The score can be applied a priori during procedural planning to identify lesions with low, intermediate, or high risk of bailout. For low-risk lesions (≤−1 point), operators may confidently pursue a stentless approach, whereas high-risk cases (≥4 points) may warrant preparation for potential stent implantation or even reconsideration of a DCB-only strategy. Beyond improving procedural safety and patient counseling, this structured assessment may also offer practical and economic advantages. By anticipating the likelihood of bailout, operators can save procedural time by opting directly for stenting in high-risk lesions and avoid unnecessary DCB inflation in lesions predicted to respond poorly, thereby reducing overall procedural costs and improving resource efficiency. Ultimately, systematic risk stratification could enhance workflow, optimize resource utilization, and standardize lesion selection in future DCB registries and clinical trials. A cath-lab flow chart was included to simplify decision-making and assist operators in selecting the most appropriate revascularization strategy during the procedure (
Figure 5).
Despite its strengths, this study has several limitations that should be acknowledged. It was a single-center, retrospective analysis, which may restrict external generalizability. Although internal validation through 1000 bootstrap resamples was robust, external validation in independent, multicenter cohorts will be essential to confirm model reproducibility and clinical applicability.
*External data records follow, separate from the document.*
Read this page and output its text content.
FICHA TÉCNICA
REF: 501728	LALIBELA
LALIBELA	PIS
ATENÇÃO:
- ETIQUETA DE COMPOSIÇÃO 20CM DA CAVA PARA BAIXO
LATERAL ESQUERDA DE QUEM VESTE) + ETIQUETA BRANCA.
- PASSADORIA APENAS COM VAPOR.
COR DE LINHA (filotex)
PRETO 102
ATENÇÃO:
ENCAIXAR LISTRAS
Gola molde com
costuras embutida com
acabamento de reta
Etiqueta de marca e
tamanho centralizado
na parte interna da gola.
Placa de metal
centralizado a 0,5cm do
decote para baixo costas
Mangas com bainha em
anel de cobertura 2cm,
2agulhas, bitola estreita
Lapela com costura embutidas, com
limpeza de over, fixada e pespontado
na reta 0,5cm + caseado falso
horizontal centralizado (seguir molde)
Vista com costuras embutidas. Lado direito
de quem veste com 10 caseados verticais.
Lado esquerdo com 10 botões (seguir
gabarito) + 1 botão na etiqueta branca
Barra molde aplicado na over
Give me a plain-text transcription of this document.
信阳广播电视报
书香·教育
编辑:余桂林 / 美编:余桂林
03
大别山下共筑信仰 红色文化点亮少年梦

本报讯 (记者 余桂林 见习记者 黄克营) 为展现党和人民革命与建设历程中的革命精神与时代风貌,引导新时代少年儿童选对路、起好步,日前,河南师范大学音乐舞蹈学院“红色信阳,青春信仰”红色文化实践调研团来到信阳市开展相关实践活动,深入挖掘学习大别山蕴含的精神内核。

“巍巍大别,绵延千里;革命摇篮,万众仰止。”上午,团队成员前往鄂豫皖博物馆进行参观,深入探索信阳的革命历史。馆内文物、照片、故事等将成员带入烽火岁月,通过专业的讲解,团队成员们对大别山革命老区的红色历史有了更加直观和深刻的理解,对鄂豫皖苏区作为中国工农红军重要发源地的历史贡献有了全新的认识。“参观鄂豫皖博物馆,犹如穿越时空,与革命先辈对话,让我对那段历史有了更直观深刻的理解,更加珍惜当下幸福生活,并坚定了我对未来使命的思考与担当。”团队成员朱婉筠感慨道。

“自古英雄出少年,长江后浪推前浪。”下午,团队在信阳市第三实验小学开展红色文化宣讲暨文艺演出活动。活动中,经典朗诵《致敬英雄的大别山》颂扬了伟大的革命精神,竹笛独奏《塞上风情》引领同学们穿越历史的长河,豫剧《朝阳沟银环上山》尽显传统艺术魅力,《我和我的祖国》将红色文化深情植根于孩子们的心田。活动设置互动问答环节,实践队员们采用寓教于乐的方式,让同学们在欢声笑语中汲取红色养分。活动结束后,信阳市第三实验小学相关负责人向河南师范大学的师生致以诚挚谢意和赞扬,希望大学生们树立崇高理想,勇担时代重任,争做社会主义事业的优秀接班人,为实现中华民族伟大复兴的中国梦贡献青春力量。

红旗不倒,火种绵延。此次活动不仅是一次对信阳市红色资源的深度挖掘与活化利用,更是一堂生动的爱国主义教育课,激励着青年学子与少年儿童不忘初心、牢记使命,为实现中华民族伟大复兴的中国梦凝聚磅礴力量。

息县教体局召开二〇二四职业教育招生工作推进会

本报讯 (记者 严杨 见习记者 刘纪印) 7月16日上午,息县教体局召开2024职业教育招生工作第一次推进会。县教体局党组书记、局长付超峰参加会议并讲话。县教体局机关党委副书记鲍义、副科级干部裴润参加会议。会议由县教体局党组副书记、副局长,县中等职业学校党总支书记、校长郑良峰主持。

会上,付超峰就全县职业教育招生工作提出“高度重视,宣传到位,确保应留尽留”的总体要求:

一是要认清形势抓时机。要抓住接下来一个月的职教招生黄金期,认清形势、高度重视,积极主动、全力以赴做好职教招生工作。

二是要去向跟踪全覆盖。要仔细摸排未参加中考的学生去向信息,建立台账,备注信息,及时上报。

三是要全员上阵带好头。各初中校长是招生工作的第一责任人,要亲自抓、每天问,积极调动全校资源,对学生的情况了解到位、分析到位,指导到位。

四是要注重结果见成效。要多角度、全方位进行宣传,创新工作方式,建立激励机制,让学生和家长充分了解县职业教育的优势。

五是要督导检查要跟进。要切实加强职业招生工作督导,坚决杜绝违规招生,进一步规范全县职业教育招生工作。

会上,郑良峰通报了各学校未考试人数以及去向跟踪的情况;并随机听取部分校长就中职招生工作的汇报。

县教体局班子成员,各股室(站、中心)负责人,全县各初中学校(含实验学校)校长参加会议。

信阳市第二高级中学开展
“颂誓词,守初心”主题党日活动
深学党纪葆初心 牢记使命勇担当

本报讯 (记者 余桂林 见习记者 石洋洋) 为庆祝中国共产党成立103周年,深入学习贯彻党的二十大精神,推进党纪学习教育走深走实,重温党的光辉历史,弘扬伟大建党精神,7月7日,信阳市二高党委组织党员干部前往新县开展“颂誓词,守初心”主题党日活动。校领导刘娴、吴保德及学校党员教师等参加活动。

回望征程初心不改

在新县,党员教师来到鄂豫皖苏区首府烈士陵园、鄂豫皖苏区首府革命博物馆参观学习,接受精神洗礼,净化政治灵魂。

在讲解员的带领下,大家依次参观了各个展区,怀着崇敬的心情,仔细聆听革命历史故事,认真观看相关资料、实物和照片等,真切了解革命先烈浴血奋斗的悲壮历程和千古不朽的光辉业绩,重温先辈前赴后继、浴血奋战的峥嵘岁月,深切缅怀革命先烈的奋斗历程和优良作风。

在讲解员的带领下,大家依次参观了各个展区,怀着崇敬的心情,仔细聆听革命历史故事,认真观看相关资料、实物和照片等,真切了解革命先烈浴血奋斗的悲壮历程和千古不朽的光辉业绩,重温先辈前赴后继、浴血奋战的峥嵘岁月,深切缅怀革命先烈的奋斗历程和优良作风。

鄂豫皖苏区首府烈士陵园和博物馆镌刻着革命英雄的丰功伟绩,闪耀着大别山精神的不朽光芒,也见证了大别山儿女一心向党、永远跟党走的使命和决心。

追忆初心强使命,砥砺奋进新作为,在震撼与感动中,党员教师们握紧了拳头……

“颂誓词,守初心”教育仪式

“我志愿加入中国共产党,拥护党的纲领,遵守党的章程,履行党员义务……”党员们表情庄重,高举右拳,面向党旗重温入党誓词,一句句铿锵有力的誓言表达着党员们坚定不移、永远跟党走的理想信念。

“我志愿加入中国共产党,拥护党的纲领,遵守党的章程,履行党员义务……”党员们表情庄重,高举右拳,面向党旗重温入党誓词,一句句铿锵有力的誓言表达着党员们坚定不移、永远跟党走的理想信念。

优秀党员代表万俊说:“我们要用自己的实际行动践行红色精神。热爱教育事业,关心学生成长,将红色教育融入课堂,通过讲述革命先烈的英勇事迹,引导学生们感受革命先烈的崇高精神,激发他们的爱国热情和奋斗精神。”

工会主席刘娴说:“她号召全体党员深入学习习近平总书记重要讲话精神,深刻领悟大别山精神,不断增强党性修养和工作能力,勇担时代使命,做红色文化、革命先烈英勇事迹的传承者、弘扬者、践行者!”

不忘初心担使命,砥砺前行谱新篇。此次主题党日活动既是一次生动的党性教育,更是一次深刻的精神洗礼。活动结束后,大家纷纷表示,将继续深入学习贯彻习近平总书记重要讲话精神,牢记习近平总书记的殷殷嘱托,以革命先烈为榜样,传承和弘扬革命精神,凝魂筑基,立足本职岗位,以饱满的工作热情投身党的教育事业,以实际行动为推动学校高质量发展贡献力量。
The sample size, while adequate for model derivation, may have been underpowered to detect infrequent predictors. Procedural parameters such as balloon sizing and inflation duration were not standardized, reflecting real-world practice but potentially introducing operator-dependent variability. Moreover, quantitative coronary angiography (QCA) was not systematically performed, and reference vessel diameter was assessed visually, possibly introducing measurement bias. Vessel tortuosity was not coded in the dataset and therefore could not be analyzed as a potential anatomical determinant of bailout. Additionally, acute coronary syndromes (ACS) were rarely represented in the study cohort, which limits the generalizability of the model to acute clinical settings, where lesion instability and procedural dynamics may differ substantially. Looking ahead, expanding the score’s validation to multicenter datasets will be crucial. Integration into electronic reporting systems could enable real-time risk computation during PCI, while coupling the model with procedural imaging data or artificial intelligence–based lesion analysis may further enhance its precision and clinical utility.